Sunday, June 20, 2021

What is @system-service?

Because it's subject to change, systemd does not officially publish what makes up "@system-service".  However, as of June 20th, 2021, the git repository defines the system calls allowed in src/shared/seccomp-util.c.  In addition to some more calls, @system-service (SYSCALL_FILTER_SET_SYSTEM_SERVICE) currently includes the following groups:

@aio, @basic-io, @chown, @default, @file-system, @io-event, @ipc, @keyring, @memlock, @network-io, @process, @resources, @setuid, @signal, @sync, and @timer.

It may be more interesting to consider what it doesn't include:

@clock, @cpu-emulation, @debug, @module, @mount, @obsolete, @pkey, @privileged, @raw-io, @reboot, and @swap.

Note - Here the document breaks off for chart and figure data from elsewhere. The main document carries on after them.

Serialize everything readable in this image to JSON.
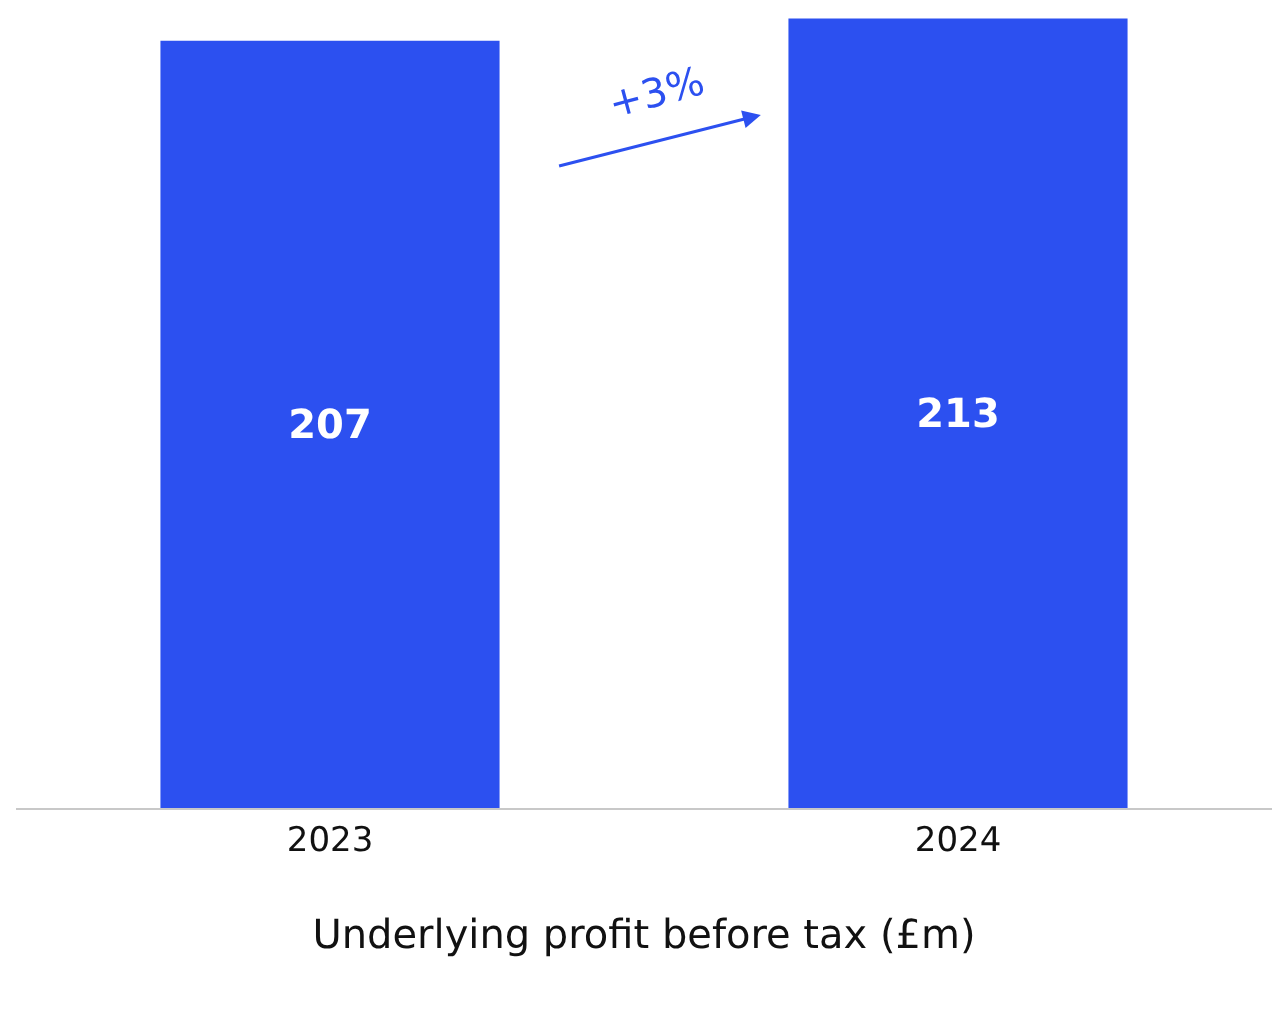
{
  "chart_data": {
    "type": "bar",
    "categories": [
      "2023",
      "2024"
    ],
    "values": [
      207,
      213
    ],
    "color": "#2c50f0",
    "data_labels": true,
    "ylim": [
      0,
      218
    ],
    "tick_labels": "x",
    "legend": false,
    "xlabel": "Underlying profit before tax (£m)",
    "annotations": [
      "+3%"
    ]
  }
}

This is not a list of what it "excludes," because system calls may appear on multiple lists; "chown" is permitted by @chown, and the non-inclusion of @privileged doesn't revoke that permission.

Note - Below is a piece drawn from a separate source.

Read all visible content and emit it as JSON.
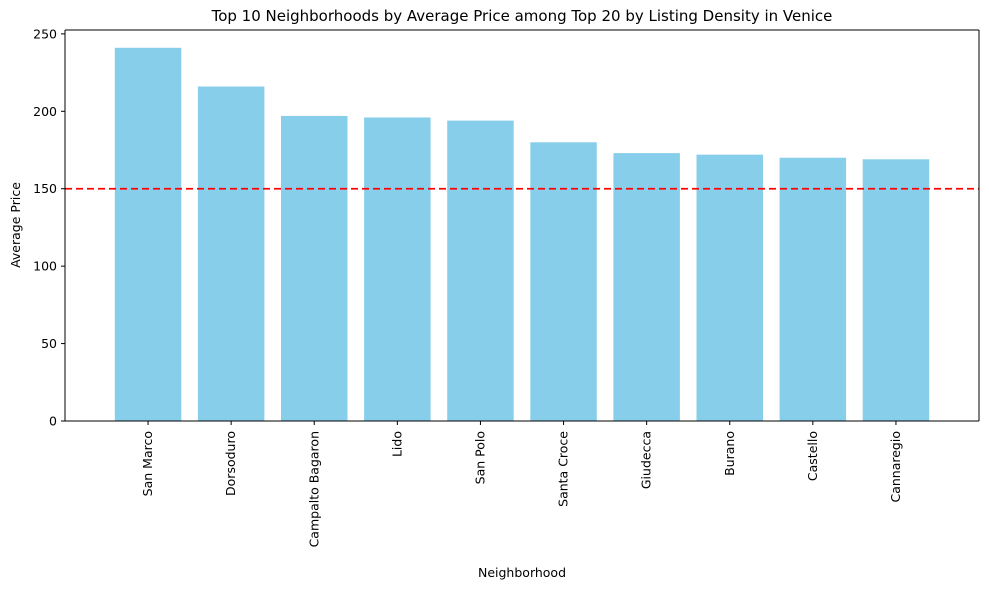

Some further observations:

  • @aio includes io_uring.
  • @raw-io is port-based I/O, and configuration of PCI MMIO.
  • @basic-io is read/write and related calls; @file-system is a much larger group that covers access, stat, chdir, open, and so on.
  • @io-event is evented I/O, that is, select/poll/epoll.

Essentially, @system-service is meant to permit a fairly wide range of operations.  This makes it easier to start using (less likely to break things), at the cost of potentially leaving the gates open more than necessary.

As for my own systems, I may start revoking @privileged and @memlock from daemons that run as a non-root user from the start.  Other than that, this exercise didn't turn out to be very informative.

Update on 2021-06-25: The command systemd-analyze syscall-filter will show all of the built-in sets; systemd-analyze syscall-filter @privileged will show the filters for a specific set (in this example, the "@privileged" list of calls.)